Photo by Kat J on Unsplash
Advising all Parents don’t do b******t, teenagers are
experts at detecting it in adults!
Teenagers need repeated instructions, reminders, prompting,
guidance and direction but when it comes to insight and awareness into the
adults in their life, they are watching and tracking carefully.
Between the ages of 11-13 teenagers start to experience
their parents as people that haven’t quite got it together in a way they expect
adult life to be. In some cases, this creates a sceptical disheartened teenager
who is looking for evidence of safety and security in this ‘scales fall from
the eyes’ period.
So, what are we to do as parents to prevent these feelings in
your teenagers to deepen.
Stop the b******t
·
Don’t try to wing a mistake and continue to
protest it was the right course of action. The teenager knows you have got it a
bit wrong, they feel it. If it goes unacknowledged it becomes the elephant in
the room. It’s better to say ‘I thought it was right at the time, I made a
mistake and I got it wrong’
Because if we don’t do this we teach
our teenagers that a defensive stance gets us through, that we can’t be open
and admit when we were wrong and when the time comes in their adult
relationships they can’t admit they were wrong.
If you make a mistake, admit it,
attempt at cover up makes your teenagers believe you are acting in bad faith.
·
Use praise when you really feel pleased or
surprised that they have remembered something or thought about somebody’s else’s
point of view. When you don’t have the feeling that goes along with the praise it
sounds empty and false and teenagers don’t feel it as true. My clients often
say “Mum/Dad said XYZ, but I could tell they didn’t really feel that way.
·
When there is anything happening that is affecting
the equilibrium of the family, tell them what’s happening. Not every gritty
detail, but be straight about the basics, as a lot of my clients talk about
being kept in the dark and not being told what is going on and they feel
aggrieved by this when the practical aspects of the situation affect them.

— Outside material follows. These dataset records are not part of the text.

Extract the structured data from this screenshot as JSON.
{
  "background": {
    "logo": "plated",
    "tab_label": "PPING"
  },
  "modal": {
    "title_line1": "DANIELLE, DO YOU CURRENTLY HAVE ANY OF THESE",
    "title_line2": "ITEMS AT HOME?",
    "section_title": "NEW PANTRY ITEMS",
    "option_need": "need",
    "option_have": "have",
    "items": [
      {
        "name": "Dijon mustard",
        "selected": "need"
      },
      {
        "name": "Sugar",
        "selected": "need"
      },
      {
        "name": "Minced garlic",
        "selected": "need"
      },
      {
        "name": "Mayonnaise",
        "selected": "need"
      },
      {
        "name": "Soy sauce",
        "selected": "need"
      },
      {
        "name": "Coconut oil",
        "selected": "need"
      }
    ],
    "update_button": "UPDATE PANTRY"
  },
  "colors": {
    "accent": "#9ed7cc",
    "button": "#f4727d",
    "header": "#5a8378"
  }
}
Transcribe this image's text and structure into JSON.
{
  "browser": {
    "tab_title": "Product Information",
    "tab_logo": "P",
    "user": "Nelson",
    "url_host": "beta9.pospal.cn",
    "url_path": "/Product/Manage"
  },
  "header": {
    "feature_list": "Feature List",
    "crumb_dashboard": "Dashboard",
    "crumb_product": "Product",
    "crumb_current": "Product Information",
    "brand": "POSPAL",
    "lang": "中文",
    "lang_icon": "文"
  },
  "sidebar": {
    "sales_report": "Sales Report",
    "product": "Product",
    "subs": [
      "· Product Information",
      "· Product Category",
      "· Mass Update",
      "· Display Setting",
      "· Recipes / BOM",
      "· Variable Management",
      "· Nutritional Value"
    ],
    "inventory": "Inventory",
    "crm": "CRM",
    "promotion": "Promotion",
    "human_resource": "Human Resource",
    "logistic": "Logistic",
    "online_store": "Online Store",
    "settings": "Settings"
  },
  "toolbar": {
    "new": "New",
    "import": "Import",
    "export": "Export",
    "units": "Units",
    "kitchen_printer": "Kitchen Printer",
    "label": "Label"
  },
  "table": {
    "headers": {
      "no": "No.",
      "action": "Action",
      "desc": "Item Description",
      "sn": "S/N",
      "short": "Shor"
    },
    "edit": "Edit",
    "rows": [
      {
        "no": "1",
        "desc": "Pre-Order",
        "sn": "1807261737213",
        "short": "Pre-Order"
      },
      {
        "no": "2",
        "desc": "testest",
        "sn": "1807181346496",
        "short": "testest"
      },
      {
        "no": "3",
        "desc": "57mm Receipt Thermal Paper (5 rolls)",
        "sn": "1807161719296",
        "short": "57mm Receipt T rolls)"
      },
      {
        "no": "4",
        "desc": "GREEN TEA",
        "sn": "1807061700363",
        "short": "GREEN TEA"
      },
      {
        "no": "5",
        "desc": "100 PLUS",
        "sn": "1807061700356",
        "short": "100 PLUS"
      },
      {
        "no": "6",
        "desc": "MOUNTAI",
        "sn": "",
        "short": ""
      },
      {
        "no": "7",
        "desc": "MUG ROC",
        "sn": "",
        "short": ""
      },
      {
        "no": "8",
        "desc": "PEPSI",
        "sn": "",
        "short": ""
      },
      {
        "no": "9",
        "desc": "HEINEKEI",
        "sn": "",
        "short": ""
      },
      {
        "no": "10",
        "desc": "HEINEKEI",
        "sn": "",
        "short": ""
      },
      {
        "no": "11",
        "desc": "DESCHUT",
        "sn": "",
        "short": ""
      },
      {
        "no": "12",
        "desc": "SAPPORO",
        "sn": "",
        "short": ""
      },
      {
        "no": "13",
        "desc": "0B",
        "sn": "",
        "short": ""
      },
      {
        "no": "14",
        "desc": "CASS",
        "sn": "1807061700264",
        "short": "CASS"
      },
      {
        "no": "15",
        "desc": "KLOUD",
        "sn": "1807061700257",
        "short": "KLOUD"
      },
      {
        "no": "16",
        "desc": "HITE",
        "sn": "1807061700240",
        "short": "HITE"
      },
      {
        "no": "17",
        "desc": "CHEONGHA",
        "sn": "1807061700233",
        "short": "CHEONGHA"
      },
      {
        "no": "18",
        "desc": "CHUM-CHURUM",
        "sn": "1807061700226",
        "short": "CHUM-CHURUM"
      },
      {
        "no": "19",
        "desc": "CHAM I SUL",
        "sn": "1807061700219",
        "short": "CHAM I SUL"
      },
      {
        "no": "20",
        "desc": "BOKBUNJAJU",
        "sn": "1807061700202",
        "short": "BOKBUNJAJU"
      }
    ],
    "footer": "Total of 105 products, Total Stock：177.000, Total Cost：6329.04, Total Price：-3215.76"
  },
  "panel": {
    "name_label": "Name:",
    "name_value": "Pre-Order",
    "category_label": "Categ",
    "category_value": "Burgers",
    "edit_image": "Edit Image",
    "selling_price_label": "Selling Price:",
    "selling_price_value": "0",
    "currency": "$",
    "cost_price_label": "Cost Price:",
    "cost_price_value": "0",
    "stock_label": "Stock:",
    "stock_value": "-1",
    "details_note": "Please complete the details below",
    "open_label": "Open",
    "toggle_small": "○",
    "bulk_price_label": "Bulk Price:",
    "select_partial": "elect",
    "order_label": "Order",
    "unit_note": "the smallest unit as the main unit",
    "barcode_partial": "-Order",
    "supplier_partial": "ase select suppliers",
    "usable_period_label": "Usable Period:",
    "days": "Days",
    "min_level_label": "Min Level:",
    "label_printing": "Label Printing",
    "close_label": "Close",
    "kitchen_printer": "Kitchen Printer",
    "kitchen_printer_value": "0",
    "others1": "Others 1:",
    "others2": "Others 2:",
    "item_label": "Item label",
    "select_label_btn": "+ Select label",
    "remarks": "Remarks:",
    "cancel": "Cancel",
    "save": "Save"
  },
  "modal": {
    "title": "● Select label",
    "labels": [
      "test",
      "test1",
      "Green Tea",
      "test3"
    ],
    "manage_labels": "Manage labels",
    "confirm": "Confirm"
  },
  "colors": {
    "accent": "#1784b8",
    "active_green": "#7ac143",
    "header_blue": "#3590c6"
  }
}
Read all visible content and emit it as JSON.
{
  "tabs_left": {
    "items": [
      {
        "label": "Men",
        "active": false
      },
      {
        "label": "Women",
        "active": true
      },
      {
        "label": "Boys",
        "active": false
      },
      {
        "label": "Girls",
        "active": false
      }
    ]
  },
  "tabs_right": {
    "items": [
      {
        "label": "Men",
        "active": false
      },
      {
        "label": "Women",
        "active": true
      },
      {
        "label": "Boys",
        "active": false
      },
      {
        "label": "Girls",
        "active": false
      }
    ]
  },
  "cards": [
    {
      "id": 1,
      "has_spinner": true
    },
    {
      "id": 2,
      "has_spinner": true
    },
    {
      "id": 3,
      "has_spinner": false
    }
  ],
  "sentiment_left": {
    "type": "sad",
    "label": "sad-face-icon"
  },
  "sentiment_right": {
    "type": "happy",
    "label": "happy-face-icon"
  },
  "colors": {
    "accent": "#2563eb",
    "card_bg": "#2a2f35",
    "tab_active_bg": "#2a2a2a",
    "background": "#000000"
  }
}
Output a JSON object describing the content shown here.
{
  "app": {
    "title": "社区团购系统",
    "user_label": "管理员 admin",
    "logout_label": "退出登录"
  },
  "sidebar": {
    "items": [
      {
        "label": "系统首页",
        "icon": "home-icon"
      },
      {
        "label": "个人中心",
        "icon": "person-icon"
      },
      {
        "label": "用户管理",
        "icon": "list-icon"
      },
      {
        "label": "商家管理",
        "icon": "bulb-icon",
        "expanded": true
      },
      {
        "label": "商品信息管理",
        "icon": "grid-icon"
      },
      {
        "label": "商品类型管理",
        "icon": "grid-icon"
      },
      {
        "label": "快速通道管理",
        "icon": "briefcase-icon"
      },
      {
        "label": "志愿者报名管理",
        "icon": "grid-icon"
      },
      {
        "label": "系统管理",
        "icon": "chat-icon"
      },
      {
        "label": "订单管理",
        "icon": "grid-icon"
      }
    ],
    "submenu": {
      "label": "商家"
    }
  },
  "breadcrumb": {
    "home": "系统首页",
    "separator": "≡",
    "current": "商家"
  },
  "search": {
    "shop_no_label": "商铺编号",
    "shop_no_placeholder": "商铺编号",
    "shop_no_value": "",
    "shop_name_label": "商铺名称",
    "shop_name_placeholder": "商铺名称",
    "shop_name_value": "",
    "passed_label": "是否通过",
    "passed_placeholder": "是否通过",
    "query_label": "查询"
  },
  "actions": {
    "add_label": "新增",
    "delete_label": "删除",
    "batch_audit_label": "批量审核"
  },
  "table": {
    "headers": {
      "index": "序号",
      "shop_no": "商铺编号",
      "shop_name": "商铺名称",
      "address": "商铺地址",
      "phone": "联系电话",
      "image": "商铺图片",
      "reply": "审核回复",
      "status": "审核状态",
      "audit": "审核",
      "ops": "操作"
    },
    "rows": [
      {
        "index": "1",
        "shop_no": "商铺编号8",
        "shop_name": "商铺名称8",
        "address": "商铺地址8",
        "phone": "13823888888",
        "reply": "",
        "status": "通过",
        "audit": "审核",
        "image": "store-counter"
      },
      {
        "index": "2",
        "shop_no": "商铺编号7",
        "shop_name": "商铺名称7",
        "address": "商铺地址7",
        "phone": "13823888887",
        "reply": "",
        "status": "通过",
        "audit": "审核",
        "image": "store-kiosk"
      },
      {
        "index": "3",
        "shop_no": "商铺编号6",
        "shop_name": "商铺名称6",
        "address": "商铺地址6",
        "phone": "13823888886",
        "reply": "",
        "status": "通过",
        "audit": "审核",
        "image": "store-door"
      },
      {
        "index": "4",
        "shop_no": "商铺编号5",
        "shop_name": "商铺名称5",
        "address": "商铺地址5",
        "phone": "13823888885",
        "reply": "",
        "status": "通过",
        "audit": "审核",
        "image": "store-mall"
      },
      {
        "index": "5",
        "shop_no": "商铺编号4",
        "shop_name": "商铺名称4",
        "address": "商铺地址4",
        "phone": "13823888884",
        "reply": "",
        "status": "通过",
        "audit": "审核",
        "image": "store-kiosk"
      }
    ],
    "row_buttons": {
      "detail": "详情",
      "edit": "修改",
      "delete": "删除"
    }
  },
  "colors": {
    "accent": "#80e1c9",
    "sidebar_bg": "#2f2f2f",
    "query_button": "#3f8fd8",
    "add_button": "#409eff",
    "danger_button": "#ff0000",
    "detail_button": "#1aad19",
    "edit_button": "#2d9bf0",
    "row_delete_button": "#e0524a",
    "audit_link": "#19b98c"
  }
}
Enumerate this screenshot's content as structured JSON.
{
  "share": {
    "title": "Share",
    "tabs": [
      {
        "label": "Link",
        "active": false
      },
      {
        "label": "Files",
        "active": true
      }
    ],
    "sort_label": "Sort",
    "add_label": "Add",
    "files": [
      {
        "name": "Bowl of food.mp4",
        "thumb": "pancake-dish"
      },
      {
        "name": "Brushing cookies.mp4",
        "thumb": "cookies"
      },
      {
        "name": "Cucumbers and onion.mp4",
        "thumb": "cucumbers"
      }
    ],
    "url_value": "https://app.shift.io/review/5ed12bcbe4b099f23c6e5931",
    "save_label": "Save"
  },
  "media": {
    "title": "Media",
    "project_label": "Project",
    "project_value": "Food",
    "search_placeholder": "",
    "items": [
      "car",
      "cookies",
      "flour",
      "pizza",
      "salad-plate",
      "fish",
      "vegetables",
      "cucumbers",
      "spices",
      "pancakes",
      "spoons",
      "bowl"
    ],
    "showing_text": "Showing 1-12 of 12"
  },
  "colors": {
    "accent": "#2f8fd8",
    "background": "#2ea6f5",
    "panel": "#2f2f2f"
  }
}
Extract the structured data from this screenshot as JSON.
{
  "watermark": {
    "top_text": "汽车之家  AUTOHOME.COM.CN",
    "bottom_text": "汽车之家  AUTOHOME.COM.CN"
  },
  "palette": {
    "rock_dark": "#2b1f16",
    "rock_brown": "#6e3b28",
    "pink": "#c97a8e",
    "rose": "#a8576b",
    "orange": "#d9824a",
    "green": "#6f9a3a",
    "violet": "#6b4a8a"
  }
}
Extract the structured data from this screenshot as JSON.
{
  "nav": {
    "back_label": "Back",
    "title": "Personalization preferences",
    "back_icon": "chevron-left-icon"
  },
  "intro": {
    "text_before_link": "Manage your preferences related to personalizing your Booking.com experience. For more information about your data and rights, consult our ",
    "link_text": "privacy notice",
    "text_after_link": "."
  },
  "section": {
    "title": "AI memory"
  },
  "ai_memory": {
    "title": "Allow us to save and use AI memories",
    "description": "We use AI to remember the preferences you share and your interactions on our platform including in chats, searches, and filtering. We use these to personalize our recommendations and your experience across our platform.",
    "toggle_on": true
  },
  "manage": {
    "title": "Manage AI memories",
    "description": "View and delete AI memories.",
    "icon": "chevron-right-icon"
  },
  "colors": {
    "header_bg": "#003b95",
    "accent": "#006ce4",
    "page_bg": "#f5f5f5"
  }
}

This is very important… what they don’t know they make up and the made-up
version is usually 4 times worse than what is actually going on. Better to
be able to tell the truth and be in a position to reassure them, than the teenager
to be alone in their head.
·
Don’t manipulate your teenager. Manipulation is
b******t, rewards and consequences (which I have spoken about before) are not
manipulation as it is a straight exchange. Manipulation is guilt tripping by
sulking, whining, complaining. It is b******t because it is not a true and
genuine communication.
·
Don’t pretend to still be mad at them, you are
denying your teenager the option to digest the feelings of disappointment and
to learn the lesson, some things can be over egged. Say your piece, check their
understanding and then put the consequences in. I worked with one client who
admitted that her mum kept it going for that long that the lesson was lost and
she was just preoccupied with how to be ‘friends’ again.
The single biggest drive we have is to connect, it’s a
survival, evolutionary thing. When we detect a connection that isn’t true, it
feels wrong and unsettling, causing us to mistrust and ultimately disconnect.